Lactate-lactylation forms an inhibitory regulatory network on the immune system in the TME. In the TME, tumor cells consume most nutrients and secrete excessive lactate, resulting in acidosis, angiogenesis, and immunosuppression. Lactate also modulates the metabolism of innate and adaptive immune cells by inhibiting the functions of CD8+ T cells, natural killer (NK) cells, natural killer T (NKT) cells, dendritic cells, and macrophages.

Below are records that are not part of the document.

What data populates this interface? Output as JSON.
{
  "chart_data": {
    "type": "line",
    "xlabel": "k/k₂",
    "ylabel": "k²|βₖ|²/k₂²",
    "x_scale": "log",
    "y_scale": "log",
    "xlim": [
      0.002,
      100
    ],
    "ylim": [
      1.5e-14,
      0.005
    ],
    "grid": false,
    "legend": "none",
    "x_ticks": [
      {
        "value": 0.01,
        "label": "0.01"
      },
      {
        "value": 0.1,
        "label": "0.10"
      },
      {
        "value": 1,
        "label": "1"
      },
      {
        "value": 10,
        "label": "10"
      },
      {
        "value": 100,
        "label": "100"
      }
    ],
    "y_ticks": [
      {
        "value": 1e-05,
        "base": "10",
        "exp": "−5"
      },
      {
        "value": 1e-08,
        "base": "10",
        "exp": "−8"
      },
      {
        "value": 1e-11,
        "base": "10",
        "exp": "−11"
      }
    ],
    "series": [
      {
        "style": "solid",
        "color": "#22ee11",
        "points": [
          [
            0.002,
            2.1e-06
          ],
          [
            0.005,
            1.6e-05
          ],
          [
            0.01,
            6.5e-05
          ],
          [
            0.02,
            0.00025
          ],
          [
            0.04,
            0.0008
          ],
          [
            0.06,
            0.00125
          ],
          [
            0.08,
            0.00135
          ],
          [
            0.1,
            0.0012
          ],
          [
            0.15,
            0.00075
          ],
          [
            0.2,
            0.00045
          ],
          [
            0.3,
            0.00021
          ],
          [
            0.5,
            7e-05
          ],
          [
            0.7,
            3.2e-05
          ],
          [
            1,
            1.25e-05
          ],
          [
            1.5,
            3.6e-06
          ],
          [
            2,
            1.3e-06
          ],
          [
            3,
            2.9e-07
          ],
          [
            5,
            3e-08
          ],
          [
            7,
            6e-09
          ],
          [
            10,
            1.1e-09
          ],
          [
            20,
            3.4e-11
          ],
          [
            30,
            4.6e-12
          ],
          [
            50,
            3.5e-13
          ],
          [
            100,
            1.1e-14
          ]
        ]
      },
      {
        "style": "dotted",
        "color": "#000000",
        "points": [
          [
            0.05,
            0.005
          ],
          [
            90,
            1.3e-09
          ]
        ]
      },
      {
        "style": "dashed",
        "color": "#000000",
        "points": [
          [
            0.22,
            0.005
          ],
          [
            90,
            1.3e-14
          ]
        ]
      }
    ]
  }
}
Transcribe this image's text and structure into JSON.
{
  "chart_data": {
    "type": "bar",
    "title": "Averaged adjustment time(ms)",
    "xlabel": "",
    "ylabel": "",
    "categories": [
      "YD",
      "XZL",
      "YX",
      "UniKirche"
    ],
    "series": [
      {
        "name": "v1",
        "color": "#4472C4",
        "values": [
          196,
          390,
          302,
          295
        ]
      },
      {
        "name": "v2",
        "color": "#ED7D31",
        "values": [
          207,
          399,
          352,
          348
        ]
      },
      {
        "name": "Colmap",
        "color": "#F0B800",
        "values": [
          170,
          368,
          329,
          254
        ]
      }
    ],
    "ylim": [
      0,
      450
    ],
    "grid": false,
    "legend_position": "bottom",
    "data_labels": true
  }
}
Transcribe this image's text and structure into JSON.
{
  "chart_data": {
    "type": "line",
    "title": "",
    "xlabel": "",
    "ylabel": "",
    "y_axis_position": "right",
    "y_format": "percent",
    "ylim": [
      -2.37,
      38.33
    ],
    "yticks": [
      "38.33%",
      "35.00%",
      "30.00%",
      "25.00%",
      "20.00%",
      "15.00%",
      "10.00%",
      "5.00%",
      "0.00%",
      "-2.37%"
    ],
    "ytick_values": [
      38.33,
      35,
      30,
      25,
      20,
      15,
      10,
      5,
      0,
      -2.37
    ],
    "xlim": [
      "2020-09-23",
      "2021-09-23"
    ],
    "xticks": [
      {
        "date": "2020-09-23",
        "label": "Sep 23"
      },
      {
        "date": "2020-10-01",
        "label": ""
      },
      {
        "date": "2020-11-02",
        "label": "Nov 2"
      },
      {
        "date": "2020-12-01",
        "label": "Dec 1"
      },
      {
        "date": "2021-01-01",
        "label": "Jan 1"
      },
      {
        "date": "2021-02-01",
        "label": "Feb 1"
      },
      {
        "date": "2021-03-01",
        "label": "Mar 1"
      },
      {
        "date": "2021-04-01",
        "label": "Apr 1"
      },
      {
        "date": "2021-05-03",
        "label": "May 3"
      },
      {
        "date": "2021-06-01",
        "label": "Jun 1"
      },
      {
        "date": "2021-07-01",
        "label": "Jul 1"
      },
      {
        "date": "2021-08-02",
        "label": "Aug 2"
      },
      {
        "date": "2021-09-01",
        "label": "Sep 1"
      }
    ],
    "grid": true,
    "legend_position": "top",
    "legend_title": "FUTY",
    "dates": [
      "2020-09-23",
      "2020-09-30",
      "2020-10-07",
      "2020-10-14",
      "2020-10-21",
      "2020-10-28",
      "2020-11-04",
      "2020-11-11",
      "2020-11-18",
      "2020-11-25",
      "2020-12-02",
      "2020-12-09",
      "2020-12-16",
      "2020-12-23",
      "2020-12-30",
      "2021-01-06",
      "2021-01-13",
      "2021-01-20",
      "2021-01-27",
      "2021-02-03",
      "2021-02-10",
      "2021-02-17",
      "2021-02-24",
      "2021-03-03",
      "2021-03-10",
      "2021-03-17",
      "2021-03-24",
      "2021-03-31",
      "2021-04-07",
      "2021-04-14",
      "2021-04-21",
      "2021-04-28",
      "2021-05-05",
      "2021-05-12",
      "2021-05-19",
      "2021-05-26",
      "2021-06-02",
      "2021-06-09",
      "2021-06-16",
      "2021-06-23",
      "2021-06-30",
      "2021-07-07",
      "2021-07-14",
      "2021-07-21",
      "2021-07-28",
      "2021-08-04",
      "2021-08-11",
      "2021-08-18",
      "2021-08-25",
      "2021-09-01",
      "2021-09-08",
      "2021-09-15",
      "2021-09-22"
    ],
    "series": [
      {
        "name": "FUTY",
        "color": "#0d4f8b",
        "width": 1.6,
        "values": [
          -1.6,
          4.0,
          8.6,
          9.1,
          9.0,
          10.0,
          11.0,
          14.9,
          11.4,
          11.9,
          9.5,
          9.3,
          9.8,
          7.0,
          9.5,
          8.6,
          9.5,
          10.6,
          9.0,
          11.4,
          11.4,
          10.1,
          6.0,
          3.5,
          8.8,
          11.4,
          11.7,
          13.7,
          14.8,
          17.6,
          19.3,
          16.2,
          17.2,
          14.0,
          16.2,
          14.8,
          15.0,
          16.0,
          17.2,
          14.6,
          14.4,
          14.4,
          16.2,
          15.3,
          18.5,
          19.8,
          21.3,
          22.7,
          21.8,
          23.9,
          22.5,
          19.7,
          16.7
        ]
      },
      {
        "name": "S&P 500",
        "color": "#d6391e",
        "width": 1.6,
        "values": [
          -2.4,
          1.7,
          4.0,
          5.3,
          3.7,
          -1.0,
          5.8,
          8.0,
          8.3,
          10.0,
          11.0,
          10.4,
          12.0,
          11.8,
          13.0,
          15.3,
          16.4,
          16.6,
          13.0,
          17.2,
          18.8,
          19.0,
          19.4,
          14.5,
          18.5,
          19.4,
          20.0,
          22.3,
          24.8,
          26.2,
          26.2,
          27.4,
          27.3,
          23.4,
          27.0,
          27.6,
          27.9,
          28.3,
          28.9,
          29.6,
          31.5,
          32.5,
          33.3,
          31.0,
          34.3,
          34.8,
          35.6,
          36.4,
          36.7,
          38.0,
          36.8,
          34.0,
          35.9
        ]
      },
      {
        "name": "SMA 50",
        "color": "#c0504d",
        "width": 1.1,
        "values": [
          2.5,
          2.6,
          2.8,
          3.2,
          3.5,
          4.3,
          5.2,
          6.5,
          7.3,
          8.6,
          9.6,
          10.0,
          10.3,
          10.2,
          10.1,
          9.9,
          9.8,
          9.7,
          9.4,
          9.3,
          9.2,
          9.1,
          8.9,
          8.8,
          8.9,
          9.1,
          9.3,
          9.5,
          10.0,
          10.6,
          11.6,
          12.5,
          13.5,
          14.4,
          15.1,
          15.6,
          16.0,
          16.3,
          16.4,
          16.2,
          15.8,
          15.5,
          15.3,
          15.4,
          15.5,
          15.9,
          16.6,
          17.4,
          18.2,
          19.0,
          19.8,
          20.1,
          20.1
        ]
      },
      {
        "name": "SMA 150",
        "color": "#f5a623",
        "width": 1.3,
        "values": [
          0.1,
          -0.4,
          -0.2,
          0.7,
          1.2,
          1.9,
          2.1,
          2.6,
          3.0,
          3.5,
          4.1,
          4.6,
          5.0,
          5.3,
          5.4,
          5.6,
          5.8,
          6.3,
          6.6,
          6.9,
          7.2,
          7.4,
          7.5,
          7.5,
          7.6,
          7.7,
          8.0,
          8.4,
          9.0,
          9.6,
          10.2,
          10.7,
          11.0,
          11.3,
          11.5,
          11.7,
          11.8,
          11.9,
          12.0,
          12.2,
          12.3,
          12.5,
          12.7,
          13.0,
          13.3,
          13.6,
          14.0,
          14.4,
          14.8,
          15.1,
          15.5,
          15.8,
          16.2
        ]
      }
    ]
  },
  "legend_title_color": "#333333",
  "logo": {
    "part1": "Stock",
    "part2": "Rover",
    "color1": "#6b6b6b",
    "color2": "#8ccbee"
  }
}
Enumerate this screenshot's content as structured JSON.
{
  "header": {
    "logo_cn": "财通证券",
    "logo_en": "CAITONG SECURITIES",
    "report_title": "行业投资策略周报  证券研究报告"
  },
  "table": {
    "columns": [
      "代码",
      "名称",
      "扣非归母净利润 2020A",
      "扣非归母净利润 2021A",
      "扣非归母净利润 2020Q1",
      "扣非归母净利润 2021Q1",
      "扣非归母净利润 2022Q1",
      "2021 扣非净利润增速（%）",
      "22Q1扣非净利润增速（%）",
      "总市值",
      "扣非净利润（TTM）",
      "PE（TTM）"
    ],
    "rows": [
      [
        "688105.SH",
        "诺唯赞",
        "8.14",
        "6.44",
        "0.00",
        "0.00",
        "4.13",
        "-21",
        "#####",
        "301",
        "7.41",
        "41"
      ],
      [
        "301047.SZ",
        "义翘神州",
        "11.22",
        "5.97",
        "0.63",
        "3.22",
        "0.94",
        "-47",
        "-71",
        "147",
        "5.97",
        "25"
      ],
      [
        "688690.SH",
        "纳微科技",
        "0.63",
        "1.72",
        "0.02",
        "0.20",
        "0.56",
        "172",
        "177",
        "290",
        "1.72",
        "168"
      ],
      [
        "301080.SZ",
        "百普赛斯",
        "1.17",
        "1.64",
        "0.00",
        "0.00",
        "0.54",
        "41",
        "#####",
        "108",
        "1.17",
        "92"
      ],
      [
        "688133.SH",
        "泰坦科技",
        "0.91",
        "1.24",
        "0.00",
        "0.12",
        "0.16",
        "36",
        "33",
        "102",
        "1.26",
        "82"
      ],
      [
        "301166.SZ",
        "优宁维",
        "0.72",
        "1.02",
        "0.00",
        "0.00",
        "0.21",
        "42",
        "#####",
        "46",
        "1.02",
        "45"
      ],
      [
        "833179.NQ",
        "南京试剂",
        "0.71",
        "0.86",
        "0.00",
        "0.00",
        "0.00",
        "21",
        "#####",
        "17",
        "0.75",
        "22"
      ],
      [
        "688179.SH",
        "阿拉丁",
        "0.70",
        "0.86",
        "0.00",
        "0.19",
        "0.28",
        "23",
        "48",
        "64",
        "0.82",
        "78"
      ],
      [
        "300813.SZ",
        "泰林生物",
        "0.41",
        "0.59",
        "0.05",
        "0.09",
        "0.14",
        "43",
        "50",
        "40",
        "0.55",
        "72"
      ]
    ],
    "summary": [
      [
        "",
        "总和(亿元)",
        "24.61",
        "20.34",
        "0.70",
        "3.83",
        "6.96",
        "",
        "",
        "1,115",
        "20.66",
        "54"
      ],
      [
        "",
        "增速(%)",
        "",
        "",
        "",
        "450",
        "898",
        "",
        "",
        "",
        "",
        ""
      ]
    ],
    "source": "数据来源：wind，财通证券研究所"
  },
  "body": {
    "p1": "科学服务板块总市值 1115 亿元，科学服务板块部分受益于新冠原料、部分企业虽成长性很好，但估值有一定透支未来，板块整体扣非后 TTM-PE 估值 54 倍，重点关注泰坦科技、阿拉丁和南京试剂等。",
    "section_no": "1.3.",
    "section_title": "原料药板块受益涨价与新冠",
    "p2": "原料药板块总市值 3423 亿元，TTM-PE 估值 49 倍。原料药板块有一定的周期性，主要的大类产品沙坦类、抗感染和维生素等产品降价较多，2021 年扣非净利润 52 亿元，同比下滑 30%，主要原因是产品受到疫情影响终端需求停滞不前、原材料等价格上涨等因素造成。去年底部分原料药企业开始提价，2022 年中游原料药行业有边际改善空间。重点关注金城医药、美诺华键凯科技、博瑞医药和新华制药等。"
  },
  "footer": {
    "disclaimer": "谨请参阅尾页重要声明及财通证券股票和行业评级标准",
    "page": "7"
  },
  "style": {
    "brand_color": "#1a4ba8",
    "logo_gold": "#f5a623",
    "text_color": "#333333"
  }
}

By contrast, lactate favors regulatory T (Treg) cells and Myeloid-Derived Myeloid Suppressor Cells (MDSCs), sustaining their immunosuppressive functions in the acidic environment. Summarily, lactate plays a pro-oncogenic role in TME. Abbreviation: ILC2s, group 2 innate lymphoid cells; CTL, cytotoxic T lymphocytes, MCT1, monocarboxylate transporter 1; MCT4, monocarboxylate transporter 4.

Figure 3

Lactate acts as a signaling molecule to affect gene transcription and immune evasion via histones and non-histone lysine lactylation. Lactate promotes lactylation and acetylation of HMGB1 and its release from macrophages via exosomes; it induces vascular endothelial cell injury by decreasing the steady state and promoting vascular permeability. Lactation of lysine at position K72 of MOESIN protein improves the interaction of MOESIN with TGF-β receptor I and downstream SMAD3 signaling and regulates the generation of Treg cells; lactate promotes the transcription of METTL3 in TIMs in the form of histone H3K18 lactate modification. Moreover, lactylation can directly occur in METTL3 protein, which enhances METTL3 binding and catalyzes m6A modification of target RNA; it enhances the expression of downstream immunosuppressive effector molecules IL-6, IL-10, and iNOS. Histone lactylation in macrophages promotes a shift to the immunosuppressive M2 macrophage phenotype. Histone lactylation promotes tumorigenesis by facilitating the transcription of YTH N6-methyladenosine RNA-binding protein 2 (YTHDF2), which recognizes the m6A modification site in the mRNA of two tumor suppressor genes, PER1, and TP53; it promotes their degradation in ocular melanoma; Lactylation of PDGFRB in the histone H3K18 is essential in the oncogenic process. Abbreviation: Kla, histone lysine lactylation; MCT1, monocarboxylate transporter 1; GLUT1, glucose transporter type 1; Ac, Acetylation; METTL3,methyltransferase-like 3; TCA cycle, tricarboxylic acid cycle; YTHDF2,YTH N6-methyladenosine RNA-binding protein 2; PER1, period1; CCRCC, Clear Cell Renal Cell Carcinoma; LDH, lactate dehydrogenase; TGF1B, TGF-β receptor I; STAT3,transcription 3; FOXP3, forkhead box protein p3; JAK1, Janus kinase 1; HMGB1, high mobility group protein B1.

Figure 4

Strategies to target lactate biogenesis and acidosis to enhance immunotherapy response. Combined immunotherapy with drugs targeting lactate production and lactate transporter can enhance the therapeutic effect of immune checkpoint inhibitors.